How to Choose a Lens Implant (IOL)

Question: How do you know which lens implant to choose whether it be for close up vision or far away? What if your choice turns out to be totally wrong for your needs can it be changed later on?

Answer: Choosing a Lens Implant for Cataract Surgery requires some thought and discussion with your Cataract Surgeon. Choosing the right type of Lens Implant depends first and foremost on the recommendation of your Cataract Surgeon based on the overall condition of your eyes-AND in consideration of your having reviewed with him or her details about your lifestyle and daily activities that you would like to be able to do with minimal, if any, dependence of eyeglasses. Top Cataract Surgeons will often make a recommendation based on the medical findings during your evaluation and then have you speak with a staff member who will conduct a discussion called a lifestyle needs assessment to get to know the daily activities you wish to pursue glasses free.
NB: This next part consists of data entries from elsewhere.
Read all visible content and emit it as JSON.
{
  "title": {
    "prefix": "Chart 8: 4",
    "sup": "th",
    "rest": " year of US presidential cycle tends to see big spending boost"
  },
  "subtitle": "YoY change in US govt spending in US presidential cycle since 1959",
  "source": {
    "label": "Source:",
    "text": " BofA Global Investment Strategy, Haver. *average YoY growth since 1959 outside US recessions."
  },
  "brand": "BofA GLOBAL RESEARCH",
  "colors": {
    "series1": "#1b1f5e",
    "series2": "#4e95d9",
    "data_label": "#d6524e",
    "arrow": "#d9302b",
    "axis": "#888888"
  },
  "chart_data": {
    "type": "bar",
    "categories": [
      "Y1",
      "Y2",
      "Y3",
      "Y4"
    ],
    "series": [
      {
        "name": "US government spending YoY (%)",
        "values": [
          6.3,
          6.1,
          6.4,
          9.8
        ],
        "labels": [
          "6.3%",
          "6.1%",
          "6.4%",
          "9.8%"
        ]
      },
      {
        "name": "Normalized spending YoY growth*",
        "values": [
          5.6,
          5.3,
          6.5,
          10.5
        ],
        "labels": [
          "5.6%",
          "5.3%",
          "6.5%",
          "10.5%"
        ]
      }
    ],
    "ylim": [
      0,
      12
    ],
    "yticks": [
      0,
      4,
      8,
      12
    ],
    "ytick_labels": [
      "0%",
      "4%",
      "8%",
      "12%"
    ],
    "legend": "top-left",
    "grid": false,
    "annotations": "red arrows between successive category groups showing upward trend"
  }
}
Based on how you use your eyes each day and for what distances you conduct you everyday at, together it will become obvious what type of IOL is the best choice for your individual needs. If this is done carefully and thoughtfully, there shouldn't be any concern. If, within a brief time of having a Lens Implant, you are absolutely miserable it is possible to explant it, BUT this is NOT something anyone wants to do, as it is a second intraocular surgery with the potential for additional complications and should only be done if absolutely necessary.
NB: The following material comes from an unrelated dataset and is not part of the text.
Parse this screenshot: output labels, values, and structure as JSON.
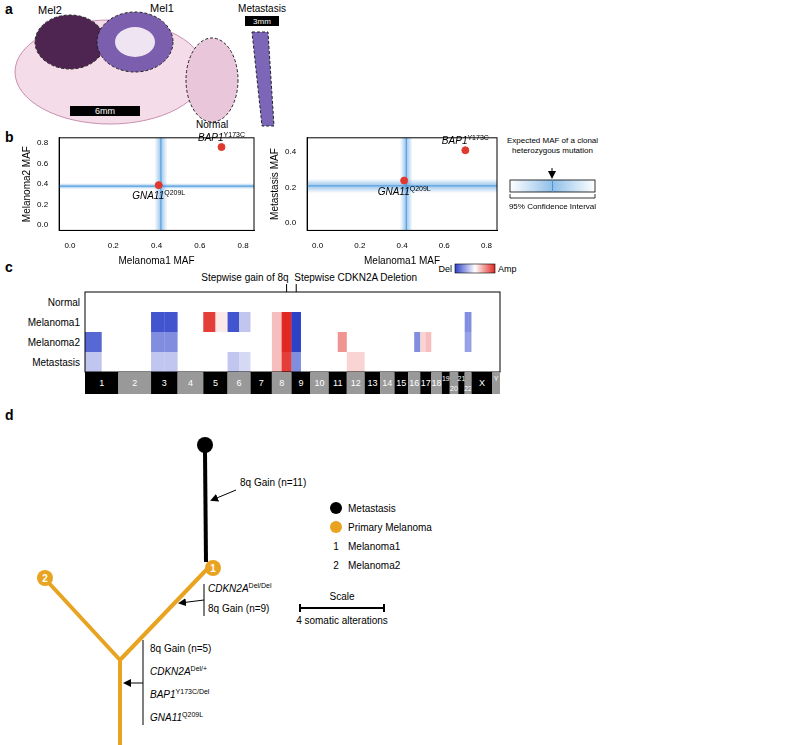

Important Note: The information presented on the About Cataract Surgery Blog or provided in response to a request for information in the Ask Cataract Surgeons section on is not intended to diagnose or treat eye problems, eye conditions or eye diseases including appropriateness of treatment, risks, complications or side effects as related to Cataracts, Cataract Surgery of Lens Implants. In particular a response to an inquiry made on the Ask Cataract Surgeons section of is not meant to take the place of the professional medical care provided by your eye doctor, ophthalmologist and Cataract Surgeon. Contacting us via e-mail or any other means is not a substitute for medical care.